You don't need to agree with everything Anderson proposes, but his book is neverthelss an incredibly important read. I can only imagine how much better our nation will be if it were a required textbook for all college students. We would end up with a population that truly understands the nature of good government and is able to generate laws that solve problems rather than pushing them to spiral out of control. If we don't properly update our government operating system, our nation is doomed to the same kind of collapse that has befallen the great civilizations that preceeeded ours.
I especially love the reflection questions at the end of each chapter. Its style fits for a textbook and I would highly recommend this as such for an advanced high school political science class.
The America we live in today is a far cry from the America envisioned by the founders. And this difference is not just technological, it is also structural. Dr. Anderson takes us from the simple, restrictive constitution ratified by the United States in 1788 to the open-ended document we have today, where 9 men (and/or women) in black robes can find constitutional authority for virtually any federal activity while glibly ignoring constitutional restrictions whose intent was never in doubt. He then goes on to suggest a strategy for implementing the changes he sees necessary to restore individual freedom.

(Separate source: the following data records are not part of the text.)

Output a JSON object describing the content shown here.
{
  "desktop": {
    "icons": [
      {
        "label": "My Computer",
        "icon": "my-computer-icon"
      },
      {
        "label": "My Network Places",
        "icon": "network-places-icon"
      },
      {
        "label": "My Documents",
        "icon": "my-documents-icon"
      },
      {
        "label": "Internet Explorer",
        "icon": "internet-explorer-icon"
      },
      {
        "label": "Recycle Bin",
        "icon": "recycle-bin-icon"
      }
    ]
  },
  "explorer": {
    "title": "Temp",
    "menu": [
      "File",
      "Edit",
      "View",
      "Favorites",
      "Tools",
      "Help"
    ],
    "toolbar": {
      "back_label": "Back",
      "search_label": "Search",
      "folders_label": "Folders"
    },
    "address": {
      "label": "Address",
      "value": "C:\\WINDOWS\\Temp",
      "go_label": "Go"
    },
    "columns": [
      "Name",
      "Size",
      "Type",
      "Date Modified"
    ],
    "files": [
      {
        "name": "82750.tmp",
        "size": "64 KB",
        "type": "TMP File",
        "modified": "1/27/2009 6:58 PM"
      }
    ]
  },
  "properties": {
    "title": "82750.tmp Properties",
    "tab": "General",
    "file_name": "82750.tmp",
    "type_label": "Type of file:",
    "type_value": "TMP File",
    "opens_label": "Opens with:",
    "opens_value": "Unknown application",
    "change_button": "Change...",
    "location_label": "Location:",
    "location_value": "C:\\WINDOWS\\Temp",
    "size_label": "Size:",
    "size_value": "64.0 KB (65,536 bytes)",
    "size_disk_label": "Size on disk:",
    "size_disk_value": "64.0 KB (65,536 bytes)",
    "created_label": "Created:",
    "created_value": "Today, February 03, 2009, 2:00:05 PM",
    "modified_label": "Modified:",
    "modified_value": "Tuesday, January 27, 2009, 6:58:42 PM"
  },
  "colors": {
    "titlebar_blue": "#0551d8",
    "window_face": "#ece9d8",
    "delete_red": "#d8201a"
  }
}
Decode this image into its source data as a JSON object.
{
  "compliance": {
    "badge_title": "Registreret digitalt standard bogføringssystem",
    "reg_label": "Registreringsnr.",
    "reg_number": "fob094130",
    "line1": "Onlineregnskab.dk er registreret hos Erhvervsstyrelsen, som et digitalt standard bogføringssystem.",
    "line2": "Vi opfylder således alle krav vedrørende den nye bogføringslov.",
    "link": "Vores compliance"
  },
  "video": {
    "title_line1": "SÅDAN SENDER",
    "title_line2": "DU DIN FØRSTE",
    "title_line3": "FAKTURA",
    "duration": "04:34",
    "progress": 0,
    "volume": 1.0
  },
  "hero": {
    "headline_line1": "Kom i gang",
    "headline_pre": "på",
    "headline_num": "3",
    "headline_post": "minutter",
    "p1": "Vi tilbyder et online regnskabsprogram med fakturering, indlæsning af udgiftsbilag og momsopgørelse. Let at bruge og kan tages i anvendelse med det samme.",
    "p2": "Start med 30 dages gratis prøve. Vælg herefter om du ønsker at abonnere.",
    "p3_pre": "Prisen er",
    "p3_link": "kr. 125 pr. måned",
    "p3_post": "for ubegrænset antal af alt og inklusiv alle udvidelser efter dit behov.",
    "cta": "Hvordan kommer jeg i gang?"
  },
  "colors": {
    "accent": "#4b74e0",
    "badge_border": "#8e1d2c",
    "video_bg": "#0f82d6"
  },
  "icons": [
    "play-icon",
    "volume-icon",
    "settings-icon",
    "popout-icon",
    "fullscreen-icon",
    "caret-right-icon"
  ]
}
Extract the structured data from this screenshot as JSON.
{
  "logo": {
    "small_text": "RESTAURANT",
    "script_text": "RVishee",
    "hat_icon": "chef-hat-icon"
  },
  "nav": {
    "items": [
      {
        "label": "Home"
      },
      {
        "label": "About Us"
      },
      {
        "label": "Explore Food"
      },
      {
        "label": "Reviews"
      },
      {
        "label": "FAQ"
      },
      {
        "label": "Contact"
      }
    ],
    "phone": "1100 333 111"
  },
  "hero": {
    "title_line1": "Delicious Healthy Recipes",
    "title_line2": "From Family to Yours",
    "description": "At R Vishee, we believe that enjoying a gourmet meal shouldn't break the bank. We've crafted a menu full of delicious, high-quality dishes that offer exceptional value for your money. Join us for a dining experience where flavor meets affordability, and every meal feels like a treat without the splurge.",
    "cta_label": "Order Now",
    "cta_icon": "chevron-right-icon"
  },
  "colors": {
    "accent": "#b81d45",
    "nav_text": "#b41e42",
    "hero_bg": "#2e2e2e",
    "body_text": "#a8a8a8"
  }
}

This book is written from a libertarian point of view, which is probably the view held by most of the founders, and the author suggests how we might get the country back to its roots. He does a particularly good job of providing background on and critiquing some of the post civil war constitutional amendments and how they have changed the character of the country. There is also an extensive discussion on the expansion of taxes, both federal and local, that have stifled us economically and given us the welfare/warfare state.
I would recommend this book to anyone who has only been exposed to high school or even lower-level college history texts. You will find that the American history you were taught has a back-story that is far darker and more complex than the pablum served up in contemporary text books. You'll find yourself wondering if "Honest Abe" really deserves to be on Mount Rushmore.
I would also like to make a comment unrelated to the book’s content. I liked the format of this book. As I grow older I seem to have less time for everything, perhaps because the world is moving faster, or more likely because I’m moving slower. This is a book than can be “browsed”. It doesn’t need a 30 page chapter to develop and deliver a point. The author delivers his background information, thoughts and opinions in vignettes that are relatively comprehensive. You can open this book to almost any page, read a few paragraphs and find some interesting historical reference or gain some insight into our current political condition without the need to grind through page after page of background to gain a complete thought.
I generally agree with him on domestic issues, but things get sticky when it comes to the Civil War, which Anderson argues, was primarily motivated by economics. The author also gives very little mention of foreign policy, which is a challenge to his generally libertarian arguments. What does the author think about the US's 20th Century wars as well as our current wars?
Overall a good, very readable, and thought-provoking book.